For **multi-project setups**, add an `environment` field to group related projects under a shared vision:

```yaml
  - id: my-api
    environment: my-product
    # ...
  - id: my-frontend
    environment: my-product
    # ...
```

## Step 3 — Create the Vision Doc

Create `docs/environments/{environment}/product-vision.md` (use the project `id` as environment name for single projects, or the `environment` field for multi-project).

The vision doc has two sections:

### Origin & Direction (human-authored, never modified by OpenTangl)

Ask the user to describe:
- **What This Is** — 2-3 sentences about the project
- **Where It's Going** — long-term direction, 6-12 months out
- **What Matters Most** — 3-5 principles guiding decisions

### Current Priorities (maintained by OpenTangl after each run)

Ask: **"What are the first 3-5 things you want built or improved?"**

Write them as Active Initiatives:

```markdown
### Active Initiatives

1. **{Priority}** — {What and why}
   - Status: not started
```

If the user isn't sure, offer to read the codebase and suggest priorities.

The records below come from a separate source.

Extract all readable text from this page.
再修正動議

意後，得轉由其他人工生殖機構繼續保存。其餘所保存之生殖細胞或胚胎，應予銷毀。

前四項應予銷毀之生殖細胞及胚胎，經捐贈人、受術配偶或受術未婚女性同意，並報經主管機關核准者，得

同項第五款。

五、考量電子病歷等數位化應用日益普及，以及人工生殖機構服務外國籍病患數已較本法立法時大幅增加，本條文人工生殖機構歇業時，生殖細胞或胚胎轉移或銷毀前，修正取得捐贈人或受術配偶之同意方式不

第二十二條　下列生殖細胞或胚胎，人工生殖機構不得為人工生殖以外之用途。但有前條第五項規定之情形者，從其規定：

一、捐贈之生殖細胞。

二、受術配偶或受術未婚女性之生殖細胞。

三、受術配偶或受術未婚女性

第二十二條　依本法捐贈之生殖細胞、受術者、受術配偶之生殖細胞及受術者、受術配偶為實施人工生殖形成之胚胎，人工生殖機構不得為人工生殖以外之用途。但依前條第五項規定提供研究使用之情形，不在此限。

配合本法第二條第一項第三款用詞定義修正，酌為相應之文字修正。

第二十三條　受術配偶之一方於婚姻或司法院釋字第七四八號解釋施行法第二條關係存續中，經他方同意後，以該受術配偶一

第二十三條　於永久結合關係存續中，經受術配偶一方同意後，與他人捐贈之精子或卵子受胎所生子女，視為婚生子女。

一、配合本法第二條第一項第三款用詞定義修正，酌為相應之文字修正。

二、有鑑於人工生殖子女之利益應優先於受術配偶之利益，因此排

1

## Step 4 — Configure the LLM

The user needs to create a `.env` file in the OpenTangl root with their API key. **Do not accept or handle API keys directly** — provide the template and let the user create the file themselves.

First, verify that `.env` appears in the project's `.gitignore` by reading the file. If it does not, add it and tell the user.

Then provide the appropriate template for the user to fill in:

**For OpenAI:**
```
OPENAI_API_KEY=sk-...
OPENAI_MODEL=gpt-4o
DEFAULT_AGENT=openai
```

**For Anthropic (Claude):**
```
ANTHROPIC_API_KEY=sk-ant-...
ANTHROPIC_MODEL=claude-sonnet-4-20250514
DEFAULT_AGENT=anthropic
```

Tell the user: "Create a `.env` file in the OpenTangl root and paste one of the templates above with your key. This file is gitignored and will never be committed."

Wait for confirmation before continuing.

## Step 5 — Prepare the First Run

Initialize an empty task queue:

```bash
mkdir -p tasks
echo "tasks: []" > tasks/queue.yaml
```

Then provide the user with the command to start the autopilot. **Do not run this command on the user's behalf** — show it and let them execute it:

For a single project:

```
npx tsx src/cli.ts autopilot --projects {project-id} --cycles 1 --feature-ratio 0.8
```

For multi-project:

```
npx tsx src/cli.ts autopilot --projects {api-id},{ui-id} --cycles 1 --feature-ratio 0.8
```

**What happens during a cycle:**
1. OpenTangl reads the vision doc and scans the codebase
2. It proposes tasks aligned with the vision
3. It executes each task — writes code, runs verification
4. It creates PRs, reviews them with the LLM, merges if clean
5. It updates the vision doc with progress

Tell the user to review the results after the first run — check the generated PRs and the updated vision doc.

## Troubleshooting

- **"No pending tasks"** — The queue is empty. Run autopilot to have the LLM propose tasks, or add more specific priorities to the vision doc.
- **Build failures** — OpenTangl retries up to 3 times with error feedback. If all attempts fail, the task is marked failed and skipped.
- **Escalated PRs** — The LLM reviewer flagged critical concerns. Check the GitHub issue it created for details.
- **"OPENAI_API_KEY is required"** — Create `.env` and add your key (see Step 4).
- **Merge conflicts** — OpenTangl has a built-in conflict resolver. If it can't resolve automatically, the PR is escalated for human review.